『女の子がほしかった・・・』

 カツラギハイデンのふるさとは、三石の本桐にある大塚牧場である。大塚牧場は、明治35年開業という古い歴史もさることながら、その実績においても、第1回有馬記念をはじめ天皇賞菊花賞をも制したメイヂヒカリ、やはり菊花賞を制し、重賞5勝を含めて通算36戦13勝という戦績を残したアカネテンリュウなど、多くの名馬を輩出している。近年でも2002年の菊花賞ヒシミラクルを送り出したことは、記憶に新しい。

 カツラギハイデンの母サチノイマイは、そんな名門牧場が長年育ててきた、由緒ある牝系に属し、歴史を遡れば、戦前の馬産界をリードした小岩井農場明治40年に輸入したヘレンサーフまでたどりつく。サチノイマイの祖母、つまりカツラギハイデンにとっては曾祖母にあたるプレイガイドクインの代に大塚牧場へとやってきたこの牝系は、自らも4勝を挙げただけでなく、繁殖入りの後も17年間で14頭の子を出し、そのほとんどが勝ち上がるという子出しのよさと底力で大塚牧場の屋台骨を支えたプレイガイドクインの力で一気に広がりを見せた。プレイガイドクインの娘であるミチアサが、大塚牧場の生産馬を代表する名馬アカネテンリュウの母である。
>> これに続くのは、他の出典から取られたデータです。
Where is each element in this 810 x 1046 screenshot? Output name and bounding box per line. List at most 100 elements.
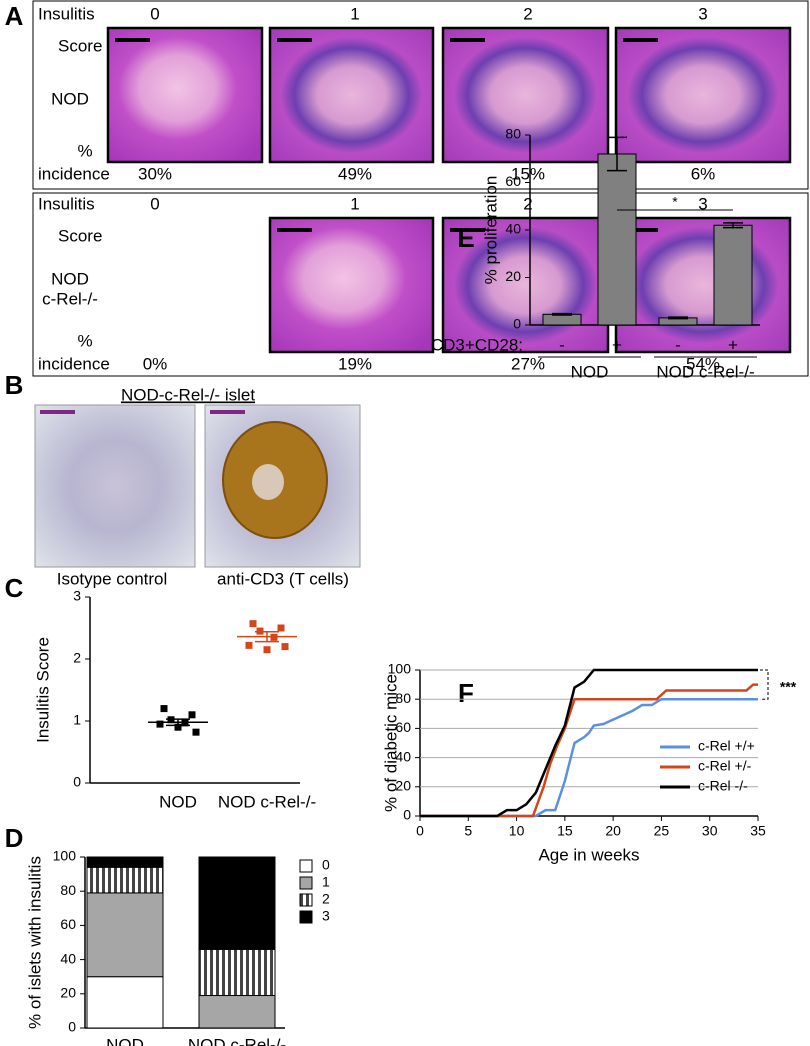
x-tick-label: 10 [509, 823, 525, 839]
incidence-value: 0% [143, 354, 168, 373]
row-header: Insulitis [38, 194, 95, 213]
y-tick-label: 80 [60, 882, 76, 898]
score-label: 2 [523, 4, 532, 23]
panel-letter: F [458, 678, 474, 708]
x-tick-label: 0 [416, 823, 424, 839]
row-header: Score [58, 36, 102, 55]
panel-letter: B [5, 370, 24, 400]
x-tick-label: + [612, 335, 622, 354]
error-bar [723, 222, 743, 229]
x-tick-label: - [675, 335, 681, 354]
x-tick-label: NOD [106, 1035, 144, 1046]
bar [713, 224, 753, 326]
x-tick-label: 20 [605, 823, 621, 839]
y-tick-label: 0 [68, 1019, 76, 1035]
series-line [420, 668, 758, 818]
y-tick-label: 1 [73, 712, 81, 728]
group-label: NOD [571, 362, 609, 381]
y-axis-label: % of diabetic mice [381, 674, 400, 812]
data-point [174, 723, 182, 731]
data-point [281, 643, 289, 651]
y-tick-label: 60 [505, 173, 521, 189]
data-point [160, 705, 168, 713]
panel-title: NOD-c-Rel-/- islet [121, 385, 255, 404]
score-label: 2 [523, 194, 532, 213]
scale-bars [40, 38, 658, 414]
x-tick-label: 5 [464, 823, 472, 839]
bar [542, 313, 582, 326]
x-tick-label: NOD c-Rel-/- [218, 792, 316, 811]
legend-label: 0 [322, 857, 330, 873]
incidence-value: 6% [691, 164, 716, 183]
incidence-value: 19% [338, 354, 372, 373]
x-tick-label: NOD [159, 792, 197, 811]
bar-segment [198, 856, 276, 950]
data-point [263, 646, 271, 654]
bar-segment [86, 866, 164, 894]
y-tick-label: 100 [53, 848, 77, 864]
incidence-label: incidence [38, 164, 110, 183]
image-caption: anti-CD3 (T cells) [217, 569, 349, 588]
y-axis-label: % of islets with insulitis [25, 856, 44, 1029]
bracket [760, 669, 769, 700]
incidence-value: 27% [511, 354, 545, 373]
annotation: *** [780, 678, 797, 694]
x-tick-label: - [559, 335, 565, 354]
legend-swatch [299, 910, 313, 924]
legend-label: c-Rel +/- [698, 758, 752, 774]
data-point [192, 728, 200, 736]
incidence-label: % [77, 331, 92, 350]
x-tick-label: 25 [654, 823, 670, 839]
legend-label: c-Rel -/- [698, 778, 748, 794]
x-tick-label: NOD c-Rel-/- [188, 1035, 286, 1046]
data-point [156, 720, 164, 728]
y-tick-label: 20 [505, 268, 521, 284]
bar-segment [86, 892, 164, 978]
panel-letter: A [5, 1, 24, 31]
bar-segment [198, 948, 276, 997]
row-header: Score [58, 226, 102, 245]
data-point [188, 711, 196, 719]
annotation: * [672, 194, 678, 210]
data-point [245, 641, 253, 649]
y-tick-label: 100 [388, 661, 412, 677]
y-tick-label: 3 [73, 588, 81, 604]
panel-letter: E [457, 223, 474, 253]
score-label: 0 [150, 194, 159, 213]
incidence-label: incidence [38, 354, 110, 373]
legend-label: 3 [322, 908, 330, 924]
y-tick-label: 20 [60, 985, 76, 1001]
image-caption: Isotype control [57, 569, 168, 588]
incidence-label: % [77, 141, 92, 160]
series-line [420, 697, 758, 818]
x-tick-label: + [728, 335, 738, 354]
score-label: 1 [350, 4, 359, 23]
data-point [277, 624, 285, 632]
incidence-value: 15% [511, 164, 545, 183]
y-tick-label: 2 [73, 650, 81, 666]
y-tick-label: 80 [395, 690, 411, 706]
legend-label: 2 [322, 891, 330, 907]
x-axis-label: Age in weeks [538, 845, 639, 864]
incidence-value: 30% [138, 164, 172, 183]
y-tick-label: 40 [395, 748, 411, 764]
row-label: CD3+CD28: [431, 335, 523, 354]
strain-label: NOD [51, 269, 89, 288]
bar-segment [198, 995, 276, 1029]
y-tick-label: 20 [395, 778, 411, 794]
incidence-value: 49% [338, 164, 372, 183]
y-tick-label: 0 [403, 807, 411, 823]
bar [597, 153, 637, 326]
panel-letter: D [5, 823, 24, 853]
legend-swatch [299, 893, 313, 907]
x-tick-label: 30 [702, 823, 718, 839]
panel-a-frame [32, 0, 809, 377]
data-point [249, 620, 257, 628]
score-label: 1 [350, 194, 359, 213]
y-axis-label: % proliferation [481, 176, 500, 285]
score-label: 0 [150, 4, 159, 23]
legend-swatch [299, 876, 313, 890]
score-label: 3 [698, 4, 707, 23]
incidence-value: 54% [686, 354, 720, 373]
error-bar [255, 630, 279, 643]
 もっとも、当時この牝系の成績は今ひとつで、外部からは

「プレイガイドクインの系統はもう古い」

という評価も聞こえてきた。しかし、大塚牧場の大塚牧夫氏は、この牝系の底力は、まだまだ衰えていないと信じていた。この牝系からは、カツラギハイデンのみならず、後のオサイチジョージも輩出しており、この見立ては正しかったわけである。

 この牝系に生まれたサチノイマイも自身の競走成績は12戦未勝利というものにすぎなかったが、アカネテンリュウの全妹という血統背景もあって、牝系を継承する者として繁殖入りを果たした。カツラギハイデンは、そんなサチノイマイの第4子として生まれた。

 カツラギハイデンの父はボールドリックで、現役時代は英国2000ギニー、チャンピオンS優勝の実績を残している。また、種牡馬としても、フランスで供用されていた時代の産駒から愛ランドダービー馬アイリッシュボールや愛1000ギニー馬フェイバリットを、そして日本での初期の産駒からG制度導入前夜の1983年秋、東京3200mで行われた最後の天皇賞を制し、ジャパンCに日本馬として初めて連対を果たしたキョウエイプロミスを輩出し、なかなかの成功を収めた。

 大塚氏がサチノイマイの交配相手としてボールドリックを選んだ際には、むしろ牧場の跡継ぎとしての牝馬を作ることを考えていた。ボールドリックとの交配は、牝系としての価値を主眼においての配合だったのである。そんな期待に反し、血統名「サチノボールド」、後のカツラギハイデンは鹿毛の牡馬だったが、素晴らしい馬格をもち、いかにも走りそうな雰囲気を漂わせていたという。